Rusty was a stray and would come around our house and just sit on the front lawn of our suburban brick home.  We’d put the sprinkler on and take her out some water and few scraps from the fridge.  Dad said she didn’t look like she was starving or unhealthy, but she had no collar and we never saw or heard anybody coming to look for her. Mum was nervous of her and didn’t like us taking her any food.  She was worried the dog was getting used to us feeding her and would never leave.  My sisters and I were always hoping she wouldn’t leave and often we’d sneak food out to her whilst mum wasn’t paying attention.  We would sit around her on the grass, take turns in patting her, it was akin to having another kin.

Eventually Rusty was accepted as a full member of family.  Mum bending to democracy and constant whinging and disobedience from her daughters.

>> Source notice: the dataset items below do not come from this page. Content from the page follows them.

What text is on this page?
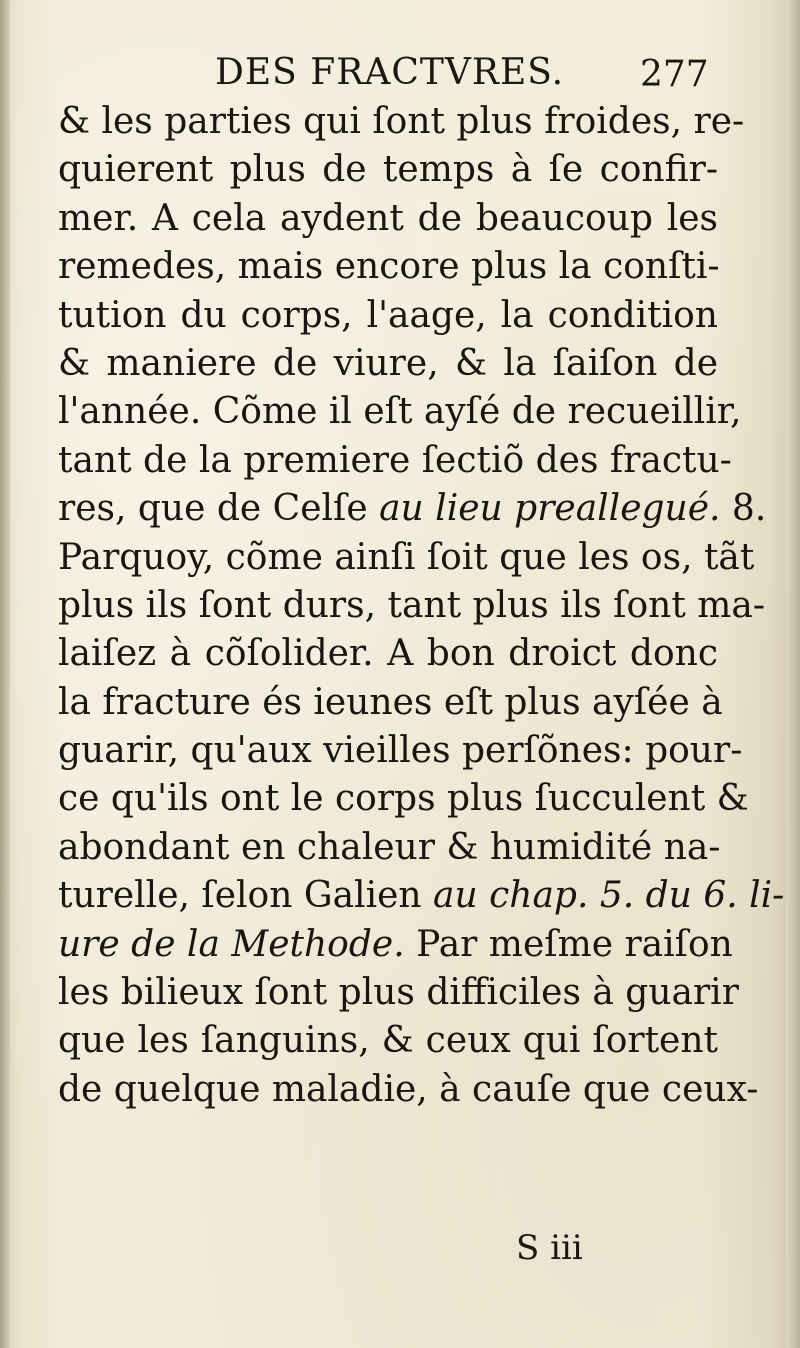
DES FRACTVRES. 277
& les parties qui ſont plus froides, re-
quierent plus de temps à ſe confir-
mer. A cela aydent de beaucoup les
remedes, mais encore plus la conſti-
tution du corps, l'aage, la condition
& maniere de viure, & la ſaiſon de
l'année. Cõme il eſt ayſé de recueillir,
tant de la premiere ſectiõ des fractu-
res, que de Celſe au lieu preallegué. 8.
Parquoy, cõme ainſi ſoit que les os, tãt
plus ils ſont durs, tant plus ils ſont ma-
laiſez à cõſolider. A bon droict donc
la fracture és ieunes eſt plus ayſée à
guarir, qu'aux vieilles perſõnes: pour-
ce qu'ils ont le corps plus ſucculent &
abondant en chaleur & humidité na-
turelle, ſelon Galien au chap. 5. du 6. li-
ure de la Methode. Par meſme raiſon
les bilieux ſont plus difficiles à guarir
que les ſanguins, & ceux qui ſortent
de quelque maladie, à cauſe que ceux-
S iii
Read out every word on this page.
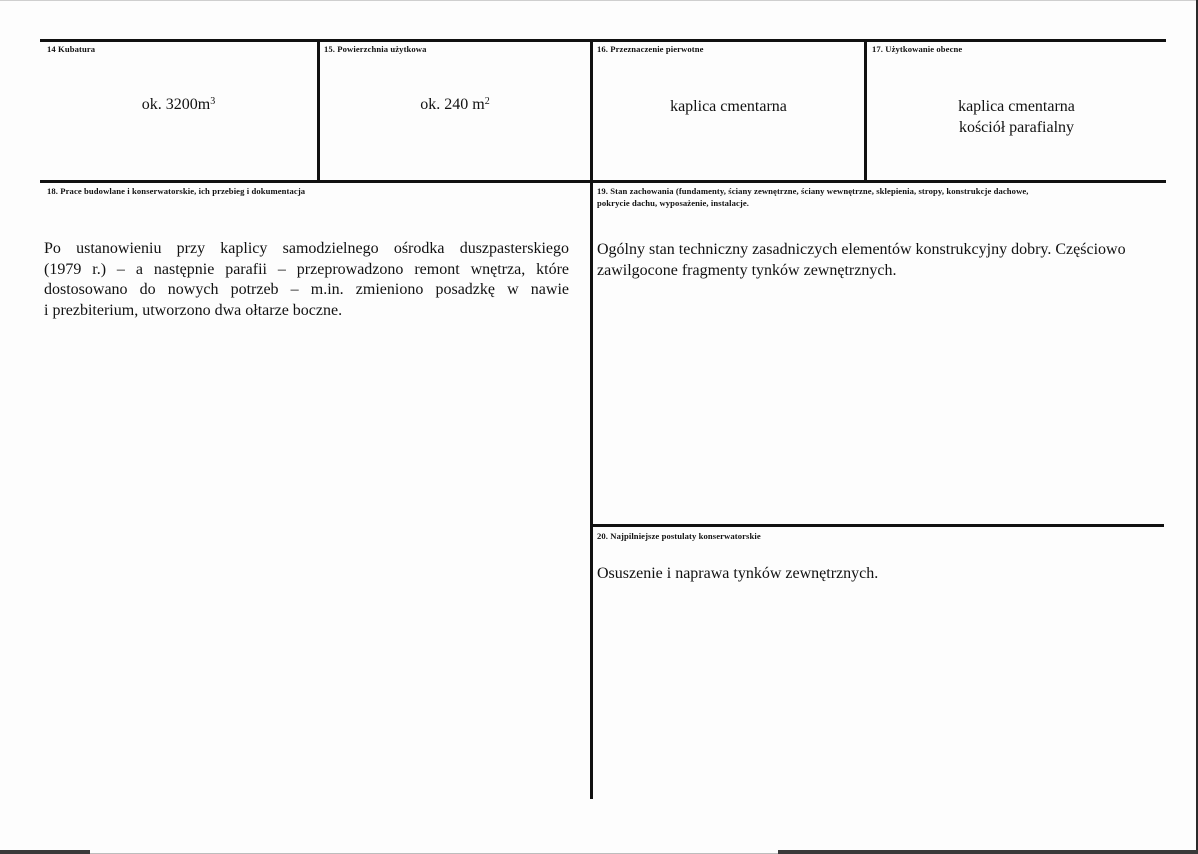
14 Kubatura
ok. $3200m^3$
15. Powierzchnia użytkowa
ok. 240 $m^2$
16. Przeznaczenie pierwotne
kaplica cmentarna
17. Użytkowanie obecne
kaplica cmentarna
kościół parafialny
18. Prace budowlane i konserwatorskie, ich przebieg i dokumentacja
Po ustanowieniu przy kaplicy samodzielnego ośrodka duszpasterskiego
(1979 r.) – a następnie parafii – przeprowadzono remont wnętrza, które
dostosowano do nowych potrzeb – m.in. zmieniono posadzkę w nawie
i prezbiterium, utworzono dwa ołtarze boczne.
19. Stan zachowania (fundamenty, ściany zewnętrzne, ściany wewnętrzne, sklepienia, stropy, konstrukcje dachowe,
pokrycie dachu, wyposażenie, instalacje.
Ogólny stan techniczny zasadniczych elementów konstrukcyjny dobry. Częściowo
zawilgocone fragmenty tynków zewnętrznych.
20. Najpilniejsze postulaty konserwatorskie
Osuszenie i naprawa tynków zewnętrznych.
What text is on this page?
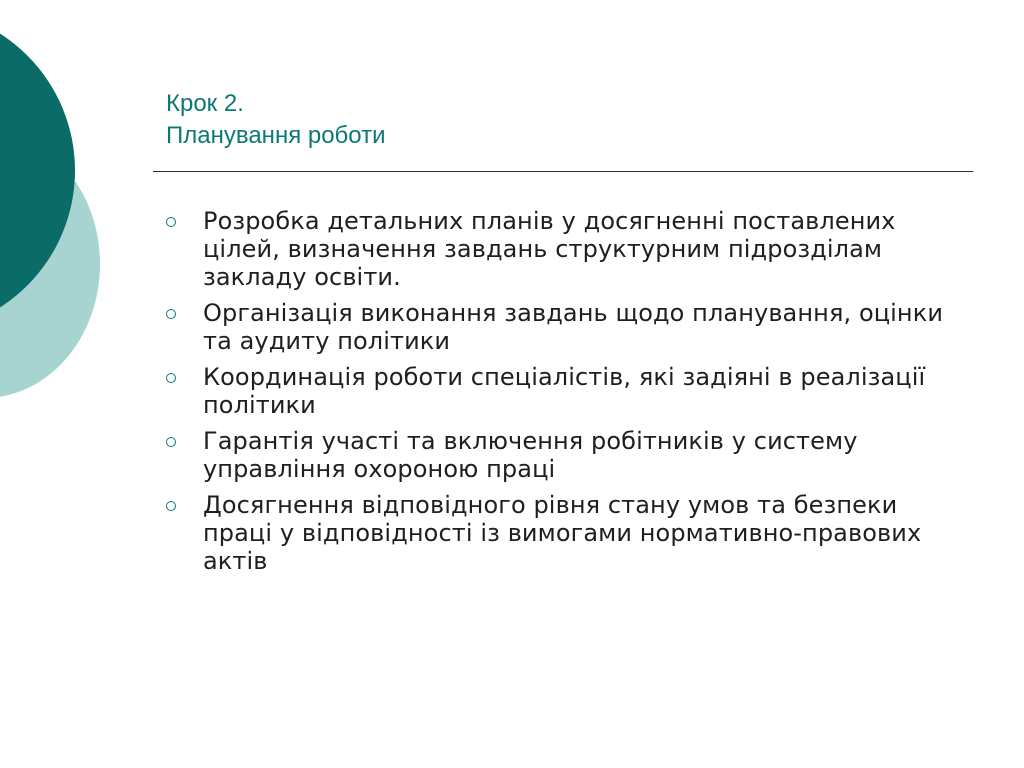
Крок 2.
Планування роботи
Розробка детальних планів у досягненні поставлених цілей, визначення завдань структурним підрозділам закладу освіти.
Організація виконання завдань щодо планування, оцінки та аудиту політики
Координація роботи спеціалістів, які задіяні в реалізації політики
Гарантія участі та включення робітників у систему управління охороною праці
Досягнення відповідного рівня стану умов та безпеки праці у відповідності із вимогами нормативно-правових актів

Time seemed to pass in a perpetual motion back in those days, school came and went, school holidays, boyfriends and growing up quickly without really knowing it.  Rusty was always there. She was so entrenched in our life it felt like she’d always been with us from the day we were born. She knew our moods, knew when we needed her and what for.  She could pick which sister was the most in need. By the time I was well and truly a teenager close to entering adult life; Rusty would have been around 11 or 12 years old.  She was getting old for a dog of her breed and was showing signs of age.  Mum would make passing comments each day about her.  Reminding us that Rusty was getting old and would probably like to spend a bit of time with us.  We thought mum was a bit of sick of her or she wanted to go out and it was her way of letting us know we needed to feed or wash or walk Rusty, we never picked up on her true intent.

It is imbedded in my mind forever.  I got off the school bus and walked home.  The street seemed extra quiet and everything just felt a bit off.  I stood in front of our house.  All the blinds were down, which was strange and dad’s car was in the driveway, he was never home at this time of day and I’d never known him to have a day off during the week for as long as I could remember. I couldn’t figure out what I was feeling or what I was seeing. I was so used to Rusty greeting me on the front porch I never noticed she wasn’t there.  I went inside, the house was darker than normal with the blinds down, only one or two inside lights were on making the family room a low orange colour.  Mum was sitting on the couch with dad next her, his arm around her, she had her head buried in his chest.  I could see she’d been crying.  She looked up at me; I think it was the first time I’d seen my mum so sad.

Rusty had passed away that day.  The bond between mum and Rusty had been lost on me and my sisters.  She loved that dog.  It was mum who really looked after her.  Prepared her food, took her for walks, spent the hours between school and home time with her, washed her and watched her grow.  The two had been in each other’s constant company for years and a deep and loving bond had been created. Later that week Dad told me how mum and Rusty would sit together at night until she went to bed.  How mum would plan our holidays to ensure Rusty could come. How mum would make extra trips to the shops to make sure Rusty had the right foods for her.  Rusty and Mum were best mates.

I realised just how much joy a dog will and does bring to a family home.  Rusty was awesome for my sisters and I, and even more important for my mum who started out being scared of dogs. Now 30 years later we all have families including dogs. Mum visits and spends as much time with the dogs as she does with her grandchildren.  Rusty picked our family all those years ago for a reason.